If you haven't yet received your
X-Api-Keytoken as part of your onboarding process then please contact support to resolve.
All API endpoints expect an X-Api-Key to be passed on each request as a header and you will receieve a separete API key for the production and playground environments.
How these keys are stored is your decision but consider keeping these secrets outside of your codebase, possibly in an environment variable or a dedicated secrets module such as Vault or AWS Secrets Manager
Note that all requests must be sent over HTTPS.
curl -X POST 'https://engine.play.onopen.xyz/stream' \
-H 'X-Api-Key: <string, required>' \
-H 'Content-Type: application/json'
fetch("https://api.playground.engine.get-blockchain.io/stream", {
headers: {
"Content-Type": "application/json",
"X-Api-Key": "<string, required>"
},
method: "POST"
})
import requests
headers = {
'X-Api-Key': '<string, required>',
'Content-Type': 'application/json',
}
response = requests.post('https://api.playground.engine.get-blockchain.io/stream', headers=headers)
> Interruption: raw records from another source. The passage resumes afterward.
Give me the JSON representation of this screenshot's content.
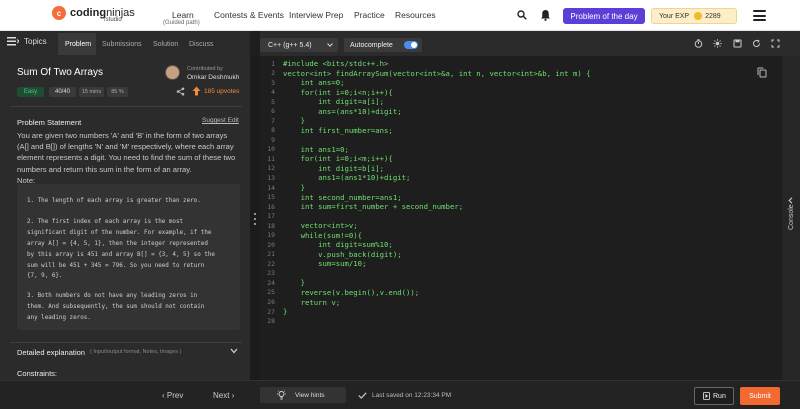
{
  "header": {
    "logo_mark": "c",
    "logo_bold": "coding",
    "logo_light": "ninjas",
    "logo_sub": "/studio",
    "nav": [
      "Learn",
      "Contests & Events",
      "Interview Prep",
      "Practice",
      "Resources"
    ],
    "nav_learn_sub": "(Guided path)",
    "problem_of_day": "Problem of the day",
    "exp_label": "Your EXP",
    "exp_value": "2289"
  },
  "left_tabs": {
    "topics": "Topics",
    "tabs": [
      "Problem",
      "Submissions",
      "Solution",
      "Discuss"
    ]
  },
  "problem": {
    "title": "Sum Of Two Arrays",
    "difficulty": "Easy",
    "score": "40/40",
    "time": "15 mins",
    "success": "85 %",
    "contributed_by": "Contributed by",
    "contributor": "Omkar Deshmukh",
    "upvotes": "185 upvotes",
    "statement_label": "Problem Statement",
    "suggest_edit": "Suggest Edit",
    "statement_lines": [
      "You are given two numbers 'A' and 'B' in the form of two arrays",
      "(A[] and B[]) of lengths 'N' and 'M' respectively, where each array",
      "element represents a digit. You need to find the sum of these two",
      "numbers and return this sum in the form of an array.",
      "Note:"
    ],
    "note_lines": [
      "1. The length of each array is greater than zero.",
      "",
      "2. The first index of each array is the most",
      "significant digit of the number. For example, if the",
      "array A[] = {4, 5, 1}, then the integer represented",
      "by this array is 451 and array B[] = {3, 4, 5} so the",
      "sum will be 451 + 345 = 796. So you need to return",
      "{7, 9, 6}.",
      "",
      "3. Both numbers do not have any leading zeros in",
      "them. And subsequently, the sum should not contain",
      "any leading zeros."
    ],
    "detailed_label": "Detailed explanation",
    "detailed_sub": "( Input/output format, Notes, Images )",
    "constraints_label": "Constraints:"
  },
  "editor": {
    "language": "C++ (g++ 5.4)",
    "autocomplete": "Autocomplete",
    "autocomplete_on": true,
    "lines": [
      "#include <bits/stdc++.h>",
      "vector<int> findArraySum(vector<int>&a, int n, vector<int>&b, int m) {",
      "    int ans=0;",
      "    for(int i=0;i<n;i++){",
      "        int digit=a[i];",
      "        ans=(ans*10)+digit;",
      "    }",
      "    int first_number=ans;",
      "",
      "    int ans1=0;",
      "    for(int i=0;i<m;i++){",
      "        int digit=b[i];",
      "        ans1=(ans1*10)+digit;",
      "    }",
      "    int second_number=ans1;",
      "    int sum=first_number + second_number;",
      "",
      "    vector<int>v;",
      "    while(sum!=0){",
      "        int digit=sum%10;",
      "        v.push_back(digit);",
      "        sum=sum/10;",
      "",
      "    }",
      "    reverse(v.begin(),v.end());",
      "    return v;",
      "}",
      ""
    ]
  },
  "console_label": "Console",
  "footer": {
    "prev": "Prev",
    "next": "Next",
    "view_hints": "View hints",
    "saved": "Last saved on 12:23:34 PM",
    "run": "Run",
    "submit": "Submit"
  }
}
Authentication failures will be returned with a 403 Forbidden status code and body:
{
"message": "Forbidden"
}
Key Rotation
Should you require a new key to be issued then please get in touch with your support contact who will assist you immediately. Key rotation through a self-service process is currently being worked on and updates will be provided as soon as this is ready.